Lowell Observatory – Flagstaff Arizona
Lowell Observatory was established by astronomer Percival Lowell just west of downtown Flagstaff in 1894, making it one of the nation’s oldest observatories. Its discoveries include the dwarf planet Pluto by Clyde Tombaugh in 1930, the three largest known stars, and the science of determining the age of a star, plus the co-discovery of Uranus in 1977.
The observatory’s 24-inch Alvan Clark Telescope debuted in 1896 after being built in Boston at a cost of $20,000 and shipped to Flagstaff by train. Lowell chose Flagstaff as the site for the observatory, then the only significant scientific site in the Southwest, because of the altitude and clear night skies.

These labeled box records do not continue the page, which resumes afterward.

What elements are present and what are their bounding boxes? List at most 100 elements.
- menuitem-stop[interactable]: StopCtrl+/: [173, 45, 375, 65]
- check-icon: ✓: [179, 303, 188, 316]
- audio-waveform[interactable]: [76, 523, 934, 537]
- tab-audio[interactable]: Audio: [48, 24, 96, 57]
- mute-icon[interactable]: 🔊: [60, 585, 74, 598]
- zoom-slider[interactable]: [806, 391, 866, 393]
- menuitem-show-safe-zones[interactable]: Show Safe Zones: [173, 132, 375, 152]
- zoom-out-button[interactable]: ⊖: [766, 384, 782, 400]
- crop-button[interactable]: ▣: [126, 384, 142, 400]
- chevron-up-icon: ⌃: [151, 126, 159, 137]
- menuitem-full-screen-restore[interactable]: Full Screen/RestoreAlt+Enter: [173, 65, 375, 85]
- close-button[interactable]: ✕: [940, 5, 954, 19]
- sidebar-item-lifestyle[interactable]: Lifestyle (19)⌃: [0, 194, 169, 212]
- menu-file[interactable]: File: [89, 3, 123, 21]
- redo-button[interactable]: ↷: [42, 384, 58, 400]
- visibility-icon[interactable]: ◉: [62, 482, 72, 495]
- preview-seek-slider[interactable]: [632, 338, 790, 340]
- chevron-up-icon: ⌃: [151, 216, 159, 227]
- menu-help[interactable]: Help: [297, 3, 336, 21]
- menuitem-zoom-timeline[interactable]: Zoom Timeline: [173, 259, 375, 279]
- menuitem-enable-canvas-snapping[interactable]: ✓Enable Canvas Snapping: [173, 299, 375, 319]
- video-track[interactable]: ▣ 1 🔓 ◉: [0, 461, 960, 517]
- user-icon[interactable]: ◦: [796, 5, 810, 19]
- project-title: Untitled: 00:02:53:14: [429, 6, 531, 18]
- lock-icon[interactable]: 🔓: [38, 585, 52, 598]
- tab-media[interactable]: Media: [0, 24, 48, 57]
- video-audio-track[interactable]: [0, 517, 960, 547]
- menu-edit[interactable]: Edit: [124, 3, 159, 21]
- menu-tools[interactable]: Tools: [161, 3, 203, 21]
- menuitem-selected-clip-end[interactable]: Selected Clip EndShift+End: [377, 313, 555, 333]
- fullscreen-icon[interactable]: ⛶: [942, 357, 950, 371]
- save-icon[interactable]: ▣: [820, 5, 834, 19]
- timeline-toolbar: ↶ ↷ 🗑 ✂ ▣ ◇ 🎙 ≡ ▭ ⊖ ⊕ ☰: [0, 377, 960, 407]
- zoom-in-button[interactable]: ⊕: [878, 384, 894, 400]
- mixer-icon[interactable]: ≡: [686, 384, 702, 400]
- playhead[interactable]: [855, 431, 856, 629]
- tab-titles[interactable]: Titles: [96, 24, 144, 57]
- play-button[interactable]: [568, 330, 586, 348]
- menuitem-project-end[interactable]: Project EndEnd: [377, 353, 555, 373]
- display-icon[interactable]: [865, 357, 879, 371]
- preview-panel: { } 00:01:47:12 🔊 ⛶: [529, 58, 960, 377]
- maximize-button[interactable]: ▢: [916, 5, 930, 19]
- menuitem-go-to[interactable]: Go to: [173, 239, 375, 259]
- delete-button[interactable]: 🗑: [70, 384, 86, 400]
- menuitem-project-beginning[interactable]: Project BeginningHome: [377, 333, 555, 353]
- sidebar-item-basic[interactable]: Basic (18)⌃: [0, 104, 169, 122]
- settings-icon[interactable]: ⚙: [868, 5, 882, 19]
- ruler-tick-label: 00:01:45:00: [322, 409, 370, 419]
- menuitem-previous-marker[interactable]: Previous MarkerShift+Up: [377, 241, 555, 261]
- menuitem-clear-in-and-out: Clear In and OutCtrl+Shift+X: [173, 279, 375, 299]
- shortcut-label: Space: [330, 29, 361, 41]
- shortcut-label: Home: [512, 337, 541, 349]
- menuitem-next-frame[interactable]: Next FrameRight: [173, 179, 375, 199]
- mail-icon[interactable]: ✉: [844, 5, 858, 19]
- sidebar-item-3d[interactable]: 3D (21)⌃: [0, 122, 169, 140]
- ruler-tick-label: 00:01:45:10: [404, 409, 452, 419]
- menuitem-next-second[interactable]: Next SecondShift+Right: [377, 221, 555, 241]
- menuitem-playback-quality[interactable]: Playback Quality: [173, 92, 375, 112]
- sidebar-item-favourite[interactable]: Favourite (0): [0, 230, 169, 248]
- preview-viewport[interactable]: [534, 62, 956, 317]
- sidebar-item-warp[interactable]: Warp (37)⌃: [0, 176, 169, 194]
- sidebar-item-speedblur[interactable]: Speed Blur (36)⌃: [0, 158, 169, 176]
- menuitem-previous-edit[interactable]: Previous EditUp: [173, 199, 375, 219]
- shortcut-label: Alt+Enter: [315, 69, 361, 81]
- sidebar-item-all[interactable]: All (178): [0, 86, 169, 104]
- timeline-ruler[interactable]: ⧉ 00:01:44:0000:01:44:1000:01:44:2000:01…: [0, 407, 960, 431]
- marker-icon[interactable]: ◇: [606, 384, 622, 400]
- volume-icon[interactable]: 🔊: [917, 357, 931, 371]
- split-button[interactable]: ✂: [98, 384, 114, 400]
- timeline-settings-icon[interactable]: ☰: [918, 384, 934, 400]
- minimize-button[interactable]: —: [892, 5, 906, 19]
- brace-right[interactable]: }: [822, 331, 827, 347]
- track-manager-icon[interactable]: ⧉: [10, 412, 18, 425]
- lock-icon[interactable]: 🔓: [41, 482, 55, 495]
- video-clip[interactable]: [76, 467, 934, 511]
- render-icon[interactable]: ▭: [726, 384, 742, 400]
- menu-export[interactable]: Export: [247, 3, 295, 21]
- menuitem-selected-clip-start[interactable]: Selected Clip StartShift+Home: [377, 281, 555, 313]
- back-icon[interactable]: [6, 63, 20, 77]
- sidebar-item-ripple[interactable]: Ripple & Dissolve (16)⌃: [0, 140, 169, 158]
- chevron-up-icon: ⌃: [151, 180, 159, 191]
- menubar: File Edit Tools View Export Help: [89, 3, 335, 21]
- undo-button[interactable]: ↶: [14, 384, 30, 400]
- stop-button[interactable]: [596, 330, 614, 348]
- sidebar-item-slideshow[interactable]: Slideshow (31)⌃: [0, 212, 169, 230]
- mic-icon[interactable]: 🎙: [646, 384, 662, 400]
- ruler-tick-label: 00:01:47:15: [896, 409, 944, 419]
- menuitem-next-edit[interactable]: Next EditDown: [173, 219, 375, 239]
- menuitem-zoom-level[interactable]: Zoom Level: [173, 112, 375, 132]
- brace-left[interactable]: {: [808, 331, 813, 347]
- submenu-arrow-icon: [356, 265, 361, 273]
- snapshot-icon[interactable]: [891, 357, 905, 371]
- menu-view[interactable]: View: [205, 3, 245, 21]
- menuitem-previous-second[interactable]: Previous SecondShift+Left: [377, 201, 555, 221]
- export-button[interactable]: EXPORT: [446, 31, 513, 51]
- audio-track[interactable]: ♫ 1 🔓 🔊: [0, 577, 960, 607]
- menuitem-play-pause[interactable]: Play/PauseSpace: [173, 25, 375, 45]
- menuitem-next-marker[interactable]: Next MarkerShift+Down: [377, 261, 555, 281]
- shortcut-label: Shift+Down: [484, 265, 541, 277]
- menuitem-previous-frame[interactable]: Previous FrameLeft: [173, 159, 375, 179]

Lowell’s early research was focused on finding canals that he believed were on Mars.
The original observatory is made of wood and is a national historic site. It is still in use today by visitors taking nighttime tours of the facility, which are available by reservation only and may be cancelled by thunderstorms during the summer months. The observatory also offers daytime tours, exhibits that include the original plates from the Pluto discovery, and multimedia shows in visitors center.
Pluto was spotted by Tombaugh using the 13-inch Pluto Discovery Telescope located nearby on Mars Hill. The Lowell Observatory also operates four research telescopes on Anderson Mesa, which is 12 miles southeast of Flagstaff, and is building the 4.2-meter Discovery Channel Telescope for a 2011 launch.